Well, aside from my sarcastic tone, why is it such a fuss? It's only 1%? And it does go towards helping the unemployed; definately a noble cause. Lets take a quick look at why this is the wrong way to go about it. First, no one has any idea where this money is going to go. There hasn't been any verified auditing done on amounts which have previously been taken out of our salaries (ie, Social Insurance), and we all saw the results a few years ago when it was reported that the GOSI was actually losing money. So where was this money going? Invested in the wrong way? Stolen? Or did someone just lose most of it on the way to the bank? Well, either way, we have no idea where our 5% GOSI deduction is going, and we're not even sure if we will actually recieve any benefit out of it when we decide to retire. So when the decision was given to increase our total GOSI deduction to 6% a few months ago, most people didn't take it very lightly. Add to that another 1% for the unemployed, which isn't even going through the GOSI this time, meaning harldy any record keeping, and people's blood starts to boil. Ironically enough, the deduction starts in a June, so you're boiling both figuratively and literally.

So, we have no idea where our money is going. Second of all, none of us actually consented to this deduction. It's not exactly a big amount, but if its ok for 1% to be deducted "for the humanitarian purpose of giving the unemployed an income", then it wouldn't be a problem to take an extra half a percent later, to cover the increasing costs of financing the unemployed. Or another 1%... Or another 2%... And so on.

Another thing, let's take a look at the people exempt from this deduction. First of all; the military. Now why on earth would the military be exempt? As a reward for their heroic acts towards keeping Bahrain free from hostile take-over (speaking of which, when was the last time the Bahraini army participated in a war?) What makes them different from any other employees (besides the fact that a large percentage of them aren't of Bahraini nationality?).

Second group of exempt people; ministers. Wow. Why would the ministers be exempt? After hearing the passion in the speech that the Minister of the Dept of Labour gave a few days ago, and how strongly he was arguing in favor of the deduction, you would believe that he would eagerly increase his contribution just because of how strongly he believed in the cause. So to turn around and say that ministers are exempt.. Hmm.. There's something fishy going on here.

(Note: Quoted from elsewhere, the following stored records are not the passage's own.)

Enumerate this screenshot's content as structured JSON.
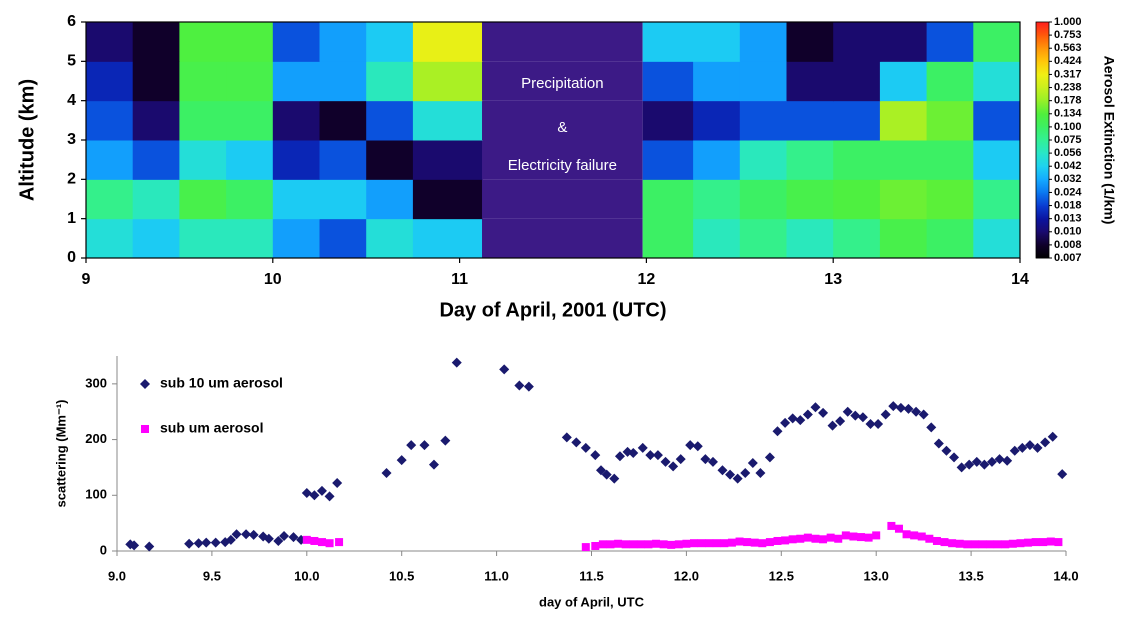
{
  "chart_data": [
    {
      "type": "heatmap",
      "ylabel": "Altitude (km)",
      "xlabel": "Day of April, 2001 (UTC)",
      "annotations": [
        "Precipitation",
        "&",
        "Electricity failure"
      ],
      "colorbar_label": "Aerosol Extinction  (1/km)",
      "xlim": [
        9,
        14
      ],
      "xticks": [
        9,
        10,
        11,
        12,
        13,
        14
      ],
      "ylim": [
        0,
        6
      ],
      "yticks": [
        0,
        1,
        2,
        3,
        4,
        5,
        6
      ],
      "x_edges": [
        9,
        9.25,
        9.5,
        9.75,
        10,
        10.25,
        10.5,
        10.75,
        11.12,
        11.98,
        12.25,
        12.5,
        12.75,
        13,
        13.25,
        13.5,
        13.75,
        14
      ],
      "y_edges": [
        0,
        1,
        2,
        3,
        4,
        5,
        6
      ],
      "z": [
        [
          0.05,
          0.04,
          0.06,
          0.06,
          0.03,
          0.02,
          0.05,
          0.04,
          null,
          0.1,
          0.06,
          0.08,
          0.06,
          0.08,
          0.12,
          0.1,
          0.05
        ],
        [
          0.08,
          0.06,
          0.12,
          0.1,
          0.04,
          0.04,
          0.03,
          0.008,
          null,
          0.1,
          0.08,
          0.1,
          0.12,
          0.13,
          0.15,
          0.14,
          0.08
        ],
        [
          0.03,
          0.02,
          0.05,
          0.04,
          0.015,
          0.02,
          0.008,
          0.01,
          null,
          0.02,
          0.03,
          0.06,
          0.08,
          0.1,
          0.1,
          0.1,
          0.04
        ],
        [
          0.02,
          0.01,
          0.1,
          0.1,
          0.01,
          0.008,
          0.02,
          0.05,
          null,
          0.01,
          0.015,
          0.02,
          0.02,
          0.02,
          0.2,
          0.15,
          0.02
        ],
        [
          0.015,
          0.008,
          0.12,
          0.12,
          0.03,
          0.03,
          0.06,
          0.2,
          null,
          0.02,
          0.03,
          0.03,
          0.01,
          0.01,
          0.04,
          0.1,
          0.05
        ],
        [
          0.01,
          0.008,
          0.13,
          0.13,
          0.02,
          0.03,
          0.04,
          0.3,
          null,
          0.04,
          0.04,
          0.03,
          0.008,
          0.01,
          0.01,
          0.02,
          0.1
        ]
      ],
      "zticks": [
        0.007,
        0.008,
        {
          "value": 0.01,
          "label": "0.010"
        },
        0.013,
        0.018,
        0.024,
        0.032,
        0.042,
        0.056,
        0.075,
        {
          "value": 0.1,
          "label": "0.100"
        },
        0.134,
        0.178,
        0.238,
        0.317,
        0.424,
        0.563,
        0.753,
        {
          "value": 1,
          "label": "1.000"
        }
      ],
      "colors": [
        "#000000",
        "#10002a",
        "#1a0a6e",
        "#0a14a0",
        "#0a3cd2",
        "#0a78f0",
        "#14aaff",
        "#1ed2f0",
        "#28e6c8",
        "#32f096",
        "#3cf064",
        "#50f03c",
        "#96f028",
        "#c8f01e",
        "#f0f014",
        "#ffc80a",
        "#ff960a",
        "#ff5a0a",
        "#ff1e1e"
      ],
      "gap_color": "#3c1a86"
    },
    {
      "type": "scatter",
      "ylabel": "scattering  (Mm⁻¹)",
      "xlabel": "day of April,  UTC",
      "xlim": [
        9,
        14
      ],
      "xticks": [
        {
          "value": 9,
          "label": "9.0"
        },
        9.5,
        {
          "value": 10,
          "label": "10.0"
        },
        10.5,
        {
          "value": 11,
          "label": "11.0"
        },
        11.5,
        {
          "value": 12,
          "label": "12.0"
        },
        12.5,
        {
          "value": 13,
          "label": "13.0"
        },
        13.5,
        {
          "value": 14,
          "label": "14.0"
        }
      ],
      "ylim": [
        0,
        350
      ],
      "yticks": [
        0,
        100,
        200,
        300
      ],
      "legend": "upper left",
      "series": [
        {
          "name": "sub 10 um aerosol",
          "color": "#1a1a6e",
          "marker": "diamond",
          "x": [
            9.07,
            9.09,
            9.17,
            9.38,
            9.43,
            9.47,
            9.52,
            9.57,
            9.6,
            9.63,
            9.68,
            9.72,
            9.77,
            9.8,
            9.85,
            9.88,
            9.93,
            9.97,
            10.0,
            10.04,
            10.08,
            10.12,
            10.16,
            10.42,
            10.5,
            10.55,
            10.62,
            10.67,
            10.73,
            10.79,
            11.04,
            11.12,
            11.17,
            11.37,
            11.42,
            11.47,
            11.52,
            11.55,
            11.58,
            11.62,
            11.65,
            11.69,
            11.72,
            11.77,
            11.81,
            11.85,
            11.89,
            11.93,
            11.97,
            12.02,
            12.06,
            12.1,
            12.14,
            12.19,
            12.23,
            12.27,
            12.31,
            12.35,
            12.39,
            12.44,
            12.48,
            12.52,
            12.56,
            12.6,
            12.64,
            12.68,
            12.72,
            12.77,
            12.81,
            12.85,
            12.89,
            12.93,
            12.97,
            13.01,
            13.05,
            13.09,
            13.13,
            13.17,
            13.21,
            13.25,
            13.29,
            13.33,
            13.37,
            13.41,
            13.45,
            13.49,
            13.53,
            13.57,
            13.61,
            13.65,
            13.69,
            13.73,
            13.77,
            13.81,
            13.85,
            13.89,
            13.93,
            13.98
          ],
          "values": [
            12,
            10,
            8,
            13,
            14,
            15,
            15,
            16,
            20,
            30,
            30,
            29,
            26,
            22,
            18,
            27,
            25,
            20,
            104,
            100,
            108,
            98,
            122,
            140,
            163,
            190,
            190,
            155,
            198,
            338,
            326,
            297,
            295,
            204,
            195,
            185,
            172,
            145,
            137,
            130,
            170,
            178,
            176,
            185,
            172,
            172,
            160,
            152,
            165,
            190,
            188,
            165,
            160,
            145,
            137,
            130,
            140,
            158,
            140,
            168,
            215,
            230,
            238,
            235,
            245,
            258,
            248,
            225,
            233,
            250,
            243,
            240,
            228,
            228,
            245,
            260,
            257,
            255,
            250,
            245,
            222,
            193,
            180,
            168,
            150,
            155,
            160,
            155,
            160,
            165,
            162,
            180,
            185,
            190,
            185,
            195,
            205,
            138
          ]
        },
        {
          "name": "sub um aerosol",
          "color": "#ff00ff",
          "marker": "square",
          "x": [
            10.0,
            10.04,
            10.08,
            10.12,
            10.17,
            11.47,
            11.52,
            11.56,
            11.6,
            11.64,
            11.68,
            11.72,
            11.76,
            11.8,
            11.84,
            11.88,
            11.92,
            11.96,
            12.0,
            12.04,
            12.08,
            12.12,
            12.16,
            12.2,
            12.24,
            12.28,
            12.32,
            12.36,
            12.4,
            12.44,
            12.48,
            12.52,
            12.56,
            12.6,
            12.64,
            12.68,
            12.72,
            12.76,
            12.8,
            12.84,
            12.88,
            12.92,
            12.96,
            13.0,
            13.08,
            13.12,
            13.16,
            13.2,
            13.24,
            13.28,
            13.32,
            13.36,
            13.4,
            13.44,
            13.48,
            13.52,
            13.56,
            13.6,
            13.64,
            13.68,
            13.72,
            13.76,
            13.8,
            13.84,
            13.88,
            13.92,
            13.96
          ],
          "values": [
            20,
            18,
            16,
            14,
            16,
            7,
            9,
            12,
            12,
            13,
            12,
            12,
            12,
            12,
            13,
            12,
            11,
            12,
            13,
            14,
            14,
            14,
            14,
            14,
            15,
            17,
            16,
            15,
            14,
            16,
            18,
            19,
            21,
            22,
            24,
            22,
            21,
            24,
            22,
            28,
            26,
            25,
            24,
            28,
            45,
            40,
            30,
            28,
            26,
            22,
            18,
            16,
            14,
            13,
            12,
            12,
            12,
            12,
            12,
            12,
            13,
            14,
            15,
            16,
            16,
            17,
            16
          ]
        }
      ]
    }
  ]
}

Third group of people who are exempt from paying the 1%, our beloved council of representatives, our parliment, the people who actually came out with this decision. It all makes total sense now.

What is also amusing about this is the events that have actually led to this. A few months ago, inflationary measured caused a rise in prices of a number of day-to-day items. The people retaliated by requesting higher salaries in order to overcome the inflation. The government/parliment or whatever side comes out with these bodiless comments states that they will ensure that salaries are increased. A few months later, their GOSI deductions are increased by 1%. A while later, another 1% deduction is introduced to combat unemployment. I don't know whether to laugh or cry.

I personally have no problem with 1% being taken out of my salary to help the unemployed. I don't mind having 5% taken out of my salary to help the unemployed and the poor. I don't even mind 20% instead of the current 6% GOSI being deducted from my salary if it really is going to contribute back to me when I retire and help me lead a semi-comfortable life. But with the amount of trust I have into where my money is going, I would rather keep my money, and throw it into a saving account or some sort of investment, because that would generate a real return for me. I don't know whether my GOSI deductions are being used to generate returns in low yield investments, high risky ones, or whether they've already been lost. I don't know whether my GOSI deductions are even being used by someone to buy a new car, or build a huge mansion for someone. With the amount of trust I have into where my money is going, I don't think i'm comfortable with having more than 0% taken out of my account. Leave my money alone!

1 comment:

Cradle of Humanity said...

Thanks for the post, very well said and couldn't agree more!